Crikey has been following with great interest the explosion at a dynamite factory that is the New South Wales Liberal Party preselection process — a calamitous process with locals furiously accusing Prime Minister Scott Morrison and Immigration Minister Alex Hawke of deliberately fomenting chaos and delay to give themselves an excuse to take over and appoint their favoured candidates. Local preselections were cancelled and the whole thing is before the courts. A synecdoche of the situation is in the seat of Hughes — where Morrison once intervened to save then-Liberal Party MP Craig Kelly (long-time Crikey readers will be well aware of how well that turned out).

Morrison’s pick — over local lawyer Jenny Ware and Holsworthy MP Melanie Gibbons — was apparently Ohio-born Gwen Cherne, not a Liberal Party member. And if you felt something you’d not sensed in a while at the mention of a politician’s non-Australian birthplace, your memory is good. Cherne, in an extremely 2017 move, turned out to be ineligible to run on account of her dual citizenship.

Andrew Charlton

Of course, the Liberals are far from the only ones. Labor is parachuting Accenture managing director and former Rudd adviser Andrew Charlton into the marginal federal seat of Parramatta, infuriating local branch members.
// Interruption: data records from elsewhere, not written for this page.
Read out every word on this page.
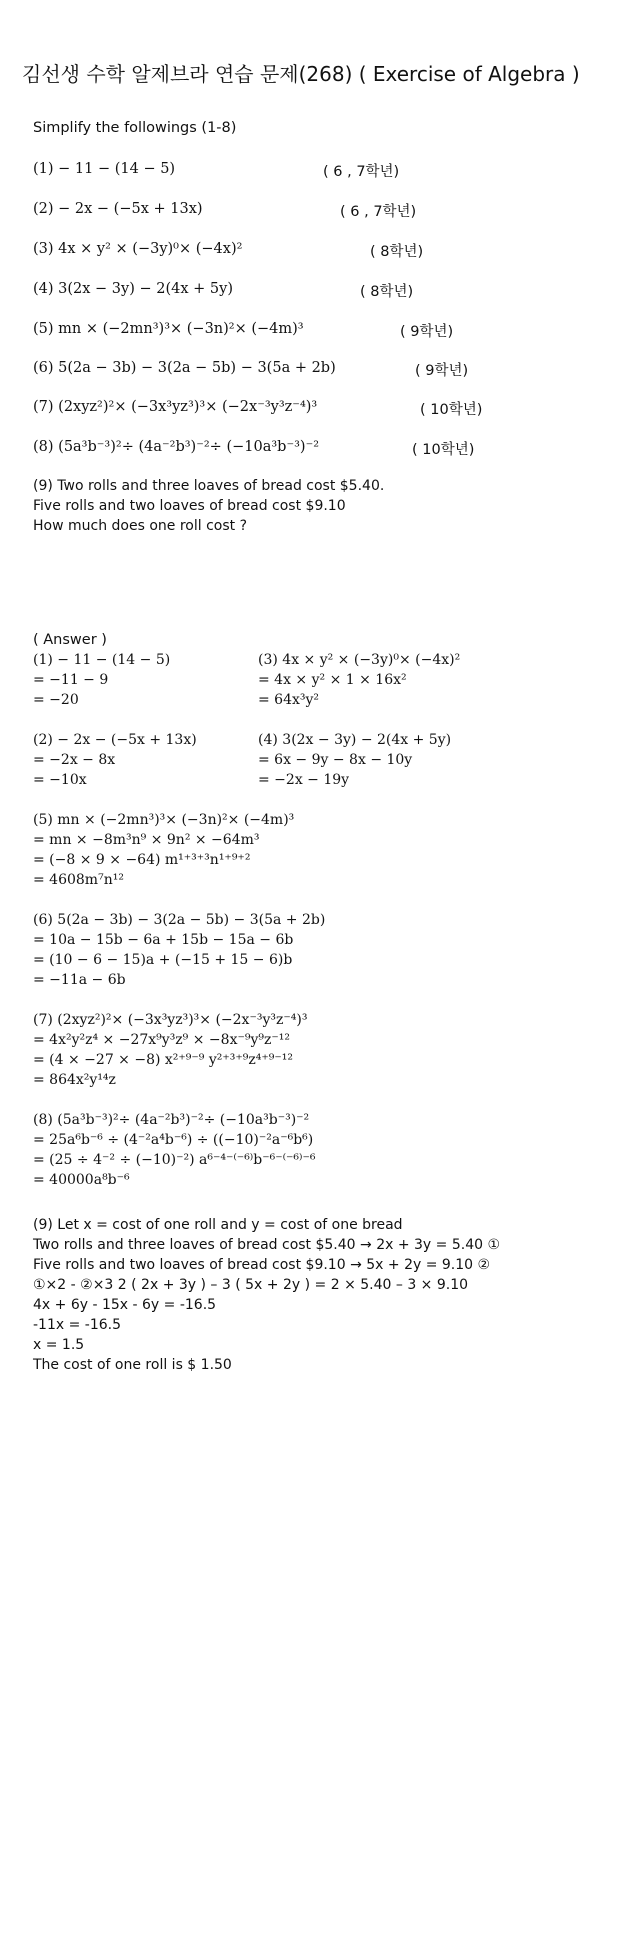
김선생 수학 알제브라 연습 문제(268) ( Exercise of Algebra )
Simplify the followings (1-8)
(1) − 11 − (14 − 5)	( 6 , 7학년)
(2) − 2x − (−5x + 13x)	( 6 , 7학년)
(3) 4x × y² × (−3y)⁰× (−4x)²	( 8학년)
(4) 3(2x − 3y) − 2(4x + 5y)	( 8학년)
(5) mn × (−2mn³)³× (−3n)²× (−4m)³	( 9학년)
(6) 5(2a − 3b) − 3(2a − 5b) − 3(5a + 2b)	( 9학년)
(7) (2xyz²)²× (−3x³yz³)³× (−2x⁻³y³z⁻⁴)³	( 10학년)
(8) (5a³b⁻³)²÷ (4a⁻²b³)⁻²÷ (−10a³b⁻³)⁻²	( 10학년)
(9) Two rolls and three loaves of bread cost $5.40.
Five rolls and two loaves of bread cost $9.10
How much does one roll cost ?
( Answer )
(1) − 11 − (14 − 5)
= −11 − 9
= −20
(3) 4x × y² × (−3y)⁰× (−4x)²
= 4x × y² × 1 × 16x²
= 64x³y²
(2) − 2x − (−5x + 13x)
= −2x − 8x
= −10x
(4) 3(2x − 3y) − 2(4x + 5y)
= 6x − 9y − 8x − 10y
= −2x − 19y
(5) mn × (−2mn³)³× (−3n)²× (−4m)³
= mn × −8m³n⁹ × 9n² × −64m³
= (−8 × 9 × −64) m¹⁺³⁺³n¹⁺⁹⁺²
= 4608m⁷n¹²
(6) 5(2a − 3b) − 3(2a − 5b) − 3(5a + 2b)
= 10a − 15b − 6a + 15b − 15a − 6b
= (10 − 6 − 15)a + (−15 + 15 − 6)b
= −11a − 6b
(7) (2xyz²)²× (−3x³yz³)³× (−2x⁻³y³z⁻⁴)³
= 4x²y²z⁴ × −27x⁹y³z⁹ × −8x⁻⁹y⁹z⁻¹²
= (4 × −27 × −8) x²⁺⁹⁻⁹ y²⁺³⁺⁹z⁴⁺⁹⁻¹²
= 864x²y¹⁴z
(8) (5a³b⁻³)²÷ (4a⁻²b³)⁻²÷ (−10a³b⁻³)⁻²
= 25a⁶b⁻⁶ ÷ (4⁻²a⁴b⁻⁶) ÷ ((−10)⁻²a⁻⁶b⁶)
= (25 ÷ 4⁻² ÷ (−10)⁻²) a⁶⁻⁴⁻⁽⁻⁶⁾b⁻⁶⁻⁽⁻⁶⁾⁻⁶
= 40000a⁸b⁻⁶
(9) Let x = cost of one roll and y = cost of one bread
Two rolls and three loaves of bread cost $5.40 → 2x + 3y = 5.40 ①
Five rolls and two loaves of bread cost $9.10 → 5x + 2y = 9.10 ②
①×2 - ②×3 2 ( 2x + 3y ) – 3 ( 5x + 2y ) = 2 × 5.40 – 3 × 9.10
4x + 6y - 15x - 6y = -16.5
-11x = -16.5
x = 1.5
The cost of one roll is $ 1.50
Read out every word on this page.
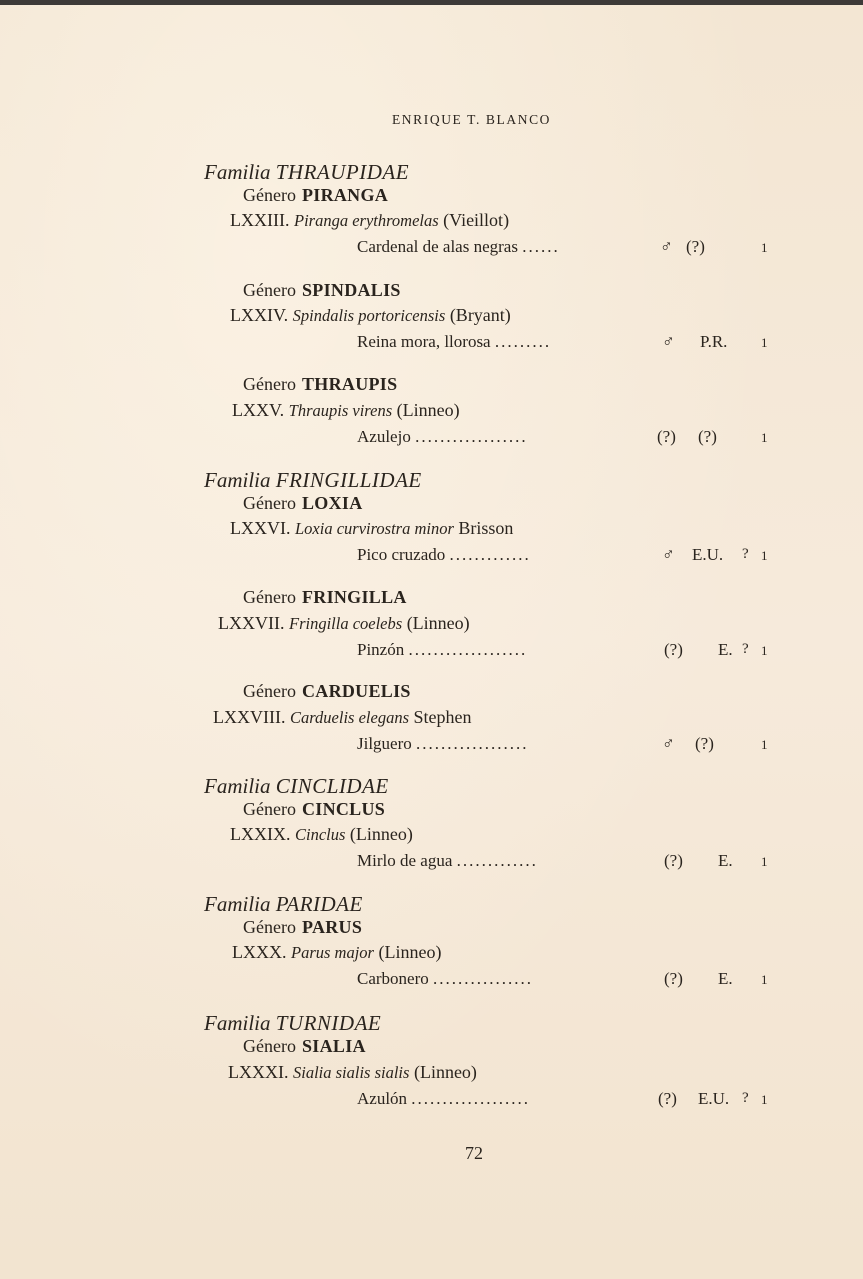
ENRIQUE T. BLANCO
Familia THRAUPIDAE
Género PIRANGA
LXXIII. Piranga erythromelas (Vieillot)
Cardenal de alas negras ......	♂ (?)	1
Género SPINDALIS
LXXIV. Spindalis portoricensis (Bryant)
Reina mora, llorosa .........	♂ P.R.	1
Género THRAUPIS
LXXV. Thraupis virens (Linneo)
Azulejo ..................	(?) (?)	1
Familia FRINGILLIDAE
Género LOXIA
LXXVI. Loxia curvirostra minor Brisson
Pico cruzado .............	♂ E.U. ? 1
Género FRINGILLA
LXXVII. Fringilla coelebs (Linneo)
Pinzón ...................	(?) E. ? 1
Género CARDUELIS
LXXVIII. Carduelis elegans Stephen
Jilguero ..................	♂ (?)	1
Familia CINCLIDAE
Género CINCLUS
LXXIX. Cinclus (Linneo)
Mirlo de agua .............	(?) E. 1
Familia PARIDAE
Género PARUS
LXXX. Parus major (Linneo)
Carbonero ................	(?) E. 1
Familia TURNIDAE
Género SIALIA
LXXXI. Sialia sialis sialis (Linneo)
Azulón ...................	(?) E.U. ? 1
72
As with anything in the Labor Party, it was influenced by factional ructions, and was a slap in the face of the party’s multicultural voters, pushing out, among others, local Tamil-Australian lawyer Durga Owen from contention in a multicultural seat.

Nova Peris

Nova Peris, the first Indigenous woman to win Olympic Gold, was a “captain’s pick” in the truest sense — a high-profile candidate with no party experience brought in ahead of several veterans in the race for the Labor Northern Territory Senate seat in 2013. She became the first Indigenous woman to be elected to federal Parliament. Alas it didn’t end brilliantly; during the 2016 election period it was revealed by Caroline Wilson that Peris was the frontrunner for a lucrative job with the AFL, and she announced her resignation from Parliament.

Warren Mundine

Man, Scott Morrison really loves meddling in preselections. In 2019 he installed former Labor Party president Warren Mundine in the seat of Gilmore after Ann Sudmalis had retired citing “bullying and backstabbing”. It made locals furious — particularly the actually preselected Liberal candidate Grant Schultz: “I cannot be a member of a party that does not support democracy or act with integrity. The prime minister has stated that he believes in a fair go. He has not given me that.” The Libs saw a huge swing away from them (a decent chunk of it going to Schultz, who ran as an independent) and Labor picked up the seat. Indeed, in the recent drama in NSW, Gilmore is being cited as the debacle the Liberals seem intent on failing to learn from.

Kristina Keneally

Charlton’s case is near enough a Cntrl C+Cntrl V of the earlier parachuting of Labor Senator Kristina Keneally into Fowler. Just like Charlton, she was a high-profile, white candidate picked in a multicultural seat ahead of several locals. And like Charlton, whether local voters will punish the party for this remains to be seen.